The Mars rover with the widest overall reach, Opportunity, took 15 years to travel 28 miles. “If we want to represent the huge diversity of Mars,” Ono said, “we’ll need more measurements on the ground, and the key is substantially extended distance, hopefully covering thousands of miles.” Just a couple of problems: solar-powered rovers are on a strict energy budget, Mars’ rocky terrain is unforgiving to vehicles, and even the most recent rover – launched just a few weeks ago – uses radiation-resistant, but computationally weak CPUs called RAD750s.
NASA copes with the limited on-board computing by doing most of the big thinking back on Earth. “All of the autonomy that you see on our latest Mars rover is largely human-in-the-loop,” said Chris Mattmann, deputy chief technology and innovation officer at the Jet Propulsion Laboratory. NASA is evolving this approach by using supercomputing resources on Earth to develop advanced deep learning models that are prepared to cope with any situation the rover might encounter when on Mars – an approach Ono calls “commanding by policy.”
“We use a supercomputer on the ground, where we have infinite computational resources like those at TACC, to develop a plan where a policy is: if X, then do this; if y, then do that,” Ono said. “We’ll basically make a huge to-do list and send gigabytes of data to the rover, compressing it in huge tables. Then we’ll use the increased power of the rover to decompress the policy and execute it.”
This allows the rover to adapt, rather than simply responding to the commands of a human operator 50 million miles away. “The rover has the flexibility of changing the plan on board instead of just sticking to a sequence of pre-planned options,” Ono said. “This is important in case something bad happens or it finds something interesting.”

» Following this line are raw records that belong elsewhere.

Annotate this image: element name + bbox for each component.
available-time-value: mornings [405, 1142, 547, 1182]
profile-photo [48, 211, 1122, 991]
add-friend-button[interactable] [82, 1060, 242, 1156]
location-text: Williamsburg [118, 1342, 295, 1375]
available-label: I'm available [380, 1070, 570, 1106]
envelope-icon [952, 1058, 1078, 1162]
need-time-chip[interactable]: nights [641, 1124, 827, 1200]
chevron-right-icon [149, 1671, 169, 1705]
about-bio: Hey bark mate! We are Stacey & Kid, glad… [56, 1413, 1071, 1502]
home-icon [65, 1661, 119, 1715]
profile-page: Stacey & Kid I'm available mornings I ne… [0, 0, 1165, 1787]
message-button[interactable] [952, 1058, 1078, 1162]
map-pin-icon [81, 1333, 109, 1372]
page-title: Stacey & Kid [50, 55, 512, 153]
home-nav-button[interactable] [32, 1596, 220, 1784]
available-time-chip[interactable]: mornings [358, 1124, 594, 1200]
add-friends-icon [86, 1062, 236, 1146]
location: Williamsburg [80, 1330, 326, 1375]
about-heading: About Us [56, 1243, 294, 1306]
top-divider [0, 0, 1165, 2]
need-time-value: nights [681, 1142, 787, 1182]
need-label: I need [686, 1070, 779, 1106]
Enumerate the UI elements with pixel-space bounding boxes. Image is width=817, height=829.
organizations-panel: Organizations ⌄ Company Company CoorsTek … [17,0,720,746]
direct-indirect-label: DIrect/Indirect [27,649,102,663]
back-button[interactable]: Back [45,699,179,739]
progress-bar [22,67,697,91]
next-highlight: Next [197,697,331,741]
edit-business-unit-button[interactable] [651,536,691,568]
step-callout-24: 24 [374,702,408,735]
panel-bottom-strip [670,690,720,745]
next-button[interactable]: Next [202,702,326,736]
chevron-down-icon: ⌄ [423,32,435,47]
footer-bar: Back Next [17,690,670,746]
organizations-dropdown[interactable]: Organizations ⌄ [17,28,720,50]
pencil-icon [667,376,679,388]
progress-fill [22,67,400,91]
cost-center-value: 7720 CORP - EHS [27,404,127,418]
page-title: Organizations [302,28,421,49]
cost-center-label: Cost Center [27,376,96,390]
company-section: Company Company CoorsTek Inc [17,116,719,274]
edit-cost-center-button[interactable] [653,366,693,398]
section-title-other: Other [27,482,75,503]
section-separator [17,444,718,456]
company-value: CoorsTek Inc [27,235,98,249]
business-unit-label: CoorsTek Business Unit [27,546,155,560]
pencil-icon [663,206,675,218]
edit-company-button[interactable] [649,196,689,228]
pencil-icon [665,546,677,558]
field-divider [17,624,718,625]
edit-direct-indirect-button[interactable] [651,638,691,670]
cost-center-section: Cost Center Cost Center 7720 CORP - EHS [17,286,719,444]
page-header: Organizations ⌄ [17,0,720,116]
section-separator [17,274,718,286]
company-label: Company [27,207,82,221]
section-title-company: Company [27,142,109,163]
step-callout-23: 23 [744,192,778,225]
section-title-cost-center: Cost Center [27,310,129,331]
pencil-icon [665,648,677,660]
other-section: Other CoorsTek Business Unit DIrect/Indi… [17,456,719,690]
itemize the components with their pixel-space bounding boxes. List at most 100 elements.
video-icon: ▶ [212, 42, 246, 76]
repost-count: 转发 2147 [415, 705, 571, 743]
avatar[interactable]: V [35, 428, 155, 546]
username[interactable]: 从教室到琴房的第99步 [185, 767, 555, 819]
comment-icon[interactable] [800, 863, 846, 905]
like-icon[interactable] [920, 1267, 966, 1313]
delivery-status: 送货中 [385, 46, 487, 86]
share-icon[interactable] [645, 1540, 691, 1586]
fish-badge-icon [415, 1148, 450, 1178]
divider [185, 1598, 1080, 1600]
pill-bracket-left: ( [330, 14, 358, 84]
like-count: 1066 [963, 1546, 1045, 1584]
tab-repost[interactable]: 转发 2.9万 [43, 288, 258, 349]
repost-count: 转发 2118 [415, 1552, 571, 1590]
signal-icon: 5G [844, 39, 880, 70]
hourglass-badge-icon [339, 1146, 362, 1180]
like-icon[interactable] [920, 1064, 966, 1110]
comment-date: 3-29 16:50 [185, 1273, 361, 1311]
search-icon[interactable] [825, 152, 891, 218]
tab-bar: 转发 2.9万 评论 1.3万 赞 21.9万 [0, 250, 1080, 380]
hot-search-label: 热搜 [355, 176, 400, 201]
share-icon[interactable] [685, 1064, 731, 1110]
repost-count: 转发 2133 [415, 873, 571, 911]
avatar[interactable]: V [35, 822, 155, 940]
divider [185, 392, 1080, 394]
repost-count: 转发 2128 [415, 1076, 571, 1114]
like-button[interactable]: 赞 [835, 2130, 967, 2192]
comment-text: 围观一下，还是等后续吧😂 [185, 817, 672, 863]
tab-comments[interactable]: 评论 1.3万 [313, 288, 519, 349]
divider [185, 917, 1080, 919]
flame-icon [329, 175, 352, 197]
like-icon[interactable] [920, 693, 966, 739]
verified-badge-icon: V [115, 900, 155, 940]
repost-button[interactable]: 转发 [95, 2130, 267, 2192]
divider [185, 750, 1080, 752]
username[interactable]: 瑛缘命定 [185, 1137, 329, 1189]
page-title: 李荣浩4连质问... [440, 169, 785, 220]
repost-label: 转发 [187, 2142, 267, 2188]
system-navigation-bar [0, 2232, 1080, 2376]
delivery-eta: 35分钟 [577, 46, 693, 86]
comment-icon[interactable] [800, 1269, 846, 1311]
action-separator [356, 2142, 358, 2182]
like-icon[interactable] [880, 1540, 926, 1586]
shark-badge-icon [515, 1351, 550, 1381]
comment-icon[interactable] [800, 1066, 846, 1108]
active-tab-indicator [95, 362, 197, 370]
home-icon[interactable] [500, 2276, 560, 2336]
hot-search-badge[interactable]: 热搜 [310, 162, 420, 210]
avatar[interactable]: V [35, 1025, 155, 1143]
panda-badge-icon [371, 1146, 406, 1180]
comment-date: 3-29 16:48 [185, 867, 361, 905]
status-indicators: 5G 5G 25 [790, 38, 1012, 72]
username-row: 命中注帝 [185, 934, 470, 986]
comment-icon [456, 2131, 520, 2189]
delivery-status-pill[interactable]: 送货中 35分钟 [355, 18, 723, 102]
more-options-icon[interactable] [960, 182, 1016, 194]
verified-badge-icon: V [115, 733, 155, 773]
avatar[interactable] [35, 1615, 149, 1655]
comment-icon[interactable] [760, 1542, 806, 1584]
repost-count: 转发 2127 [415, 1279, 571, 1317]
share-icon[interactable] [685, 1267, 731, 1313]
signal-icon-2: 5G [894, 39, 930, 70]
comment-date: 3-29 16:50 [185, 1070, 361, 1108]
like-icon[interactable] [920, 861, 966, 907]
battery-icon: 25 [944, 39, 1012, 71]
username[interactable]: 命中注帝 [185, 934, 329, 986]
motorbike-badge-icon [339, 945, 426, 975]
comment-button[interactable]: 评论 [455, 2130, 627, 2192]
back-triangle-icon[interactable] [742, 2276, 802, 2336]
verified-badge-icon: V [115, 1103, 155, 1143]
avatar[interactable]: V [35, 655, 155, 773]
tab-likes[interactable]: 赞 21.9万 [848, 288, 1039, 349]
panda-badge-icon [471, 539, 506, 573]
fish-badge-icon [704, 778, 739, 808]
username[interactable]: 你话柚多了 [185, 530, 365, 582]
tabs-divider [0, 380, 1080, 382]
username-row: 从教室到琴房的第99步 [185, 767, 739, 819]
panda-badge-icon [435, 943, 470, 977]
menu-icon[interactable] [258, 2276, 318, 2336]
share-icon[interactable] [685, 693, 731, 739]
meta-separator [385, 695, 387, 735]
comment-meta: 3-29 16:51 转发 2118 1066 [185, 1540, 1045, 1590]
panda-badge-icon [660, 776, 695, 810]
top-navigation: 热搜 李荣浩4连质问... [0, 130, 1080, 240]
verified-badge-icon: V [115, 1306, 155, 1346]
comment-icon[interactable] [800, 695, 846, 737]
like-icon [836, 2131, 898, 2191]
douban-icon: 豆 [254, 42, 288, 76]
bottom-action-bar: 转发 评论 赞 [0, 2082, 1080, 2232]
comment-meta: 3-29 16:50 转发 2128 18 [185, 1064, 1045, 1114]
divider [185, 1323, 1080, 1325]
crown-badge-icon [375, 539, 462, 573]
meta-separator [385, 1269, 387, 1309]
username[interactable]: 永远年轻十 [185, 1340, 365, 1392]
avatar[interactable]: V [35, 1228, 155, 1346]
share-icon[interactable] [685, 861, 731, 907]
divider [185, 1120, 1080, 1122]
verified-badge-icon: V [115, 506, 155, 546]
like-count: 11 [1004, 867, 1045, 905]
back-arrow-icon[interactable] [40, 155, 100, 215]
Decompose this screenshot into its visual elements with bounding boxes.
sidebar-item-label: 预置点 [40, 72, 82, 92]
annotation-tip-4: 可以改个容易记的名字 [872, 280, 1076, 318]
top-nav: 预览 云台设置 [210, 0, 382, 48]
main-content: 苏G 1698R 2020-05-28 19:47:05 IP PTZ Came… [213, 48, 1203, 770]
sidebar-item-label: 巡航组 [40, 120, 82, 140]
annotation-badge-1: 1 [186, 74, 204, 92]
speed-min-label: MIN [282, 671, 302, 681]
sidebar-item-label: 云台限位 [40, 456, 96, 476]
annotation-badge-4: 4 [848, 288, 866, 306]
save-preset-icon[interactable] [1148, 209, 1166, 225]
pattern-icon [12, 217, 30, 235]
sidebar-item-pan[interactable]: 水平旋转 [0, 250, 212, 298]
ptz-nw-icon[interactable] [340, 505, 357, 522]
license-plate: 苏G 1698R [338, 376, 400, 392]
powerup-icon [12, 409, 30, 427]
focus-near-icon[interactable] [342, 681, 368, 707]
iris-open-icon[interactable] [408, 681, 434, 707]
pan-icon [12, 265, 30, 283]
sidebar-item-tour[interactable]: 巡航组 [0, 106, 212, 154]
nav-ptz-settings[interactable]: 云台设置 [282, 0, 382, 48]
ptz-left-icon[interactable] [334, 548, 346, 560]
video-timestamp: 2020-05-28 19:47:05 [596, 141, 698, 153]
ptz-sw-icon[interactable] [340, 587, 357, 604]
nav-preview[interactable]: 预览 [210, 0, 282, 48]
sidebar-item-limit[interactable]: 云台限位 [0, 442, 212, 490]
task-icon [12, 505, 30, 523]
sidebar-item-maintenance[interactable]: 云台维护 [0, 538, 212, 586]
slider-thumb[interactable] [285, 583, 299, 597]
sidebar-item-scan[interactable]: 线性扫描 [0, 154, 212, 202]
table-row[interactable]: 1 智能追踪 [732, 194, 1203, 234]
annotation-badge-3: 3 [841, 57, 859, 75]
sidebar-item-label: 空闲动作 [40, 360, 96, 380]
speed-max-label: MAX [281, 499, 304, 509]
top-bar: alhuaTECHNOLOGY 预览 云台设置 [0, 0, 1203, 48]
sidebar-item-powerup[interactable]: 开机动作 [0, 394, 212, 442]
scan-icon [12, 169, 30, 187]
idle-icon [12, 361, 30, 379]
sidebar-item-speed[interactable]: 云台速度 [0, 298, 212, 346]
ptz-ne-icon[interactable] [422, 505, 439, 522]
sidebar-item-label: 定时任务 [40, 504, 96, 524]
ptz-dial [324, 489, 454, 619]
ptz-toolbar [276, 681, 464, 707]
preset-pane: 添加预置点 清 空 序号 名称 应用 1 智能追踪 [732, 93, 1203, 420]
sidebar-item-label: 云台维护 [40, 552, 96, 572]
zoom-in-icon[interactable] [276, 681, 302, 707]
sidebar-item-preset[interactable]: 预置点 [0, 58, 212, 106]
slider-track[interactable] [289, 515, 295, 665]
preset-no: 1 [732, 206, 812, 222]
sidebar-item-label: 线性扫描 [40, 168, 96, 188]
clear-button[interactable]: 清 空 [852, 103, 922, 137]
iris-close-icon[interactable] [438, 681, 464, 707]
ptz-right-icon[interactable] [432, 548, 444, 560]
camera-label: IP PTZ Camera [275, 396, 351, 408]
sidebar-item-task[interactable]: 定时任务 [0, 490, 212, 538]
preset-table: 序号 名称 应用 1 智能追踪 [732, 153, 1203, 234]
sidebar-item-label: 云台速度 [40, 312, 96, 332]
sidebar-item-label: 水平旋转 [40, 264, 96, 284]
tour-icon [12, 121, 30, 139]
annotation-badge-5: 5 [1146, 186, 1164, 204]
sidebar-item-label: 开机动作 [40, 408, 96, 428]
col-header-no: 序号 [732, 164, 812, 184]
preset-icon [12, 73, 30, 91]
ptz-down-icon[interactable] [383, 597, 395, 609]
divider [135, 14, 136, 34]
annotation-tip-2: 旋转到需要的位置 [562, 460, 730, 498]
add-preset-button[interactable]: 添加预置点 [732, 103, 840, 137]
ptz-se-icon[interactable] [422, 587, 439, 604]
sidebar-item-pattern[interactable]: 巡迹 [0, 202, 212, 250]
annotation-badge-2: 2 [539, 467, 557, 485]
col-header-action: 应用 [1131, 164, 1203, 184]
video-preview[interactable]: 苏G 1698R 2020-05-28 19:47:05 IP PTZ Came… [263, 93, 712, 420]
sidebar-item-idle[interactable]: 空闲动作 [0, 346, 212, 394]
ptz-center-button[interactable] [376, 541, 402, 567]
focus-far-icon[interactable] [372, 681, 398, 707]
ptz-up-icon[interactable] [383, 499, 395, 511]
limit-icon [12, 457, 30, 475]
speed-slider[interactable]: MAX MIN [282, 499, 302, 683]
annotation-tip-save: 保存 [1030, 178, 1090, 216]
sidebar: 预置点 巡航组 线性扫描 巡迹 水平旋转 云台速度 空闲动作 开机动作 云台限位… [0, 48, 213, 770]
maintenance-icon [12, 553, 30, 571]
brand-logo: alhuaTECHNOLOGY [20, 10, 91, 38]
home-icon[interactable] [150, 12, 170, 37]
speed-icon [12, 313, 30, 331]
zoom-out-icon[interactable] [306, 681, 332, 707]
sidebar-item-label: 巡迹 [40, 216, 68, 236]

As part of the Machine Learning-Based Analytics for Autonomous Rover Systems (MAARS) program, NASA has also adapted a Google-developed neural image caption generator called “Show and Tell” for use in rover missions. The adapted algorithm is able to assess an image, caption it with descriptive information (e.g. the type and location of various obstacles), allowing the humans back on Earth to more easily prioritize targets or conduct pathing. The algorithm was trained on Maverick2, a supercomputer at TACC that uses a suite of Nvidia GPU-based nodes to specialize in machine learning workloads.
NASA is also turning its eyes toward on-board high-performance computing for rovers – which opens even more doors. NASA is working to design new radiation-resistant, high-performance, multi-core processors through the High Performance Spaceflight Computing (HPSC) project, and the Qualcomm Snapdragon processor is also undergoing testing for use in space. “One of the core missions for these new chips is to do deep learning and machine learning, like we do terrestrially, on board,” Mattman said. “What are the killer apps given that new computing environment?”
“We’d like future rovers to have a human-like ability to see and understand terrain,” Ono said. “For rovers, energy is very important. There’s no paved highway on Mars. The drivability varies substantially based on the terrain — for instance beach versus bedrock. That is not currently considered. Coming up with a path with all of these constraints is complicated, but that’s the level of computation that we can handle with the HPSC or Snapdragon chips. But to do so we’re going to need to change the paradigm a little bit.”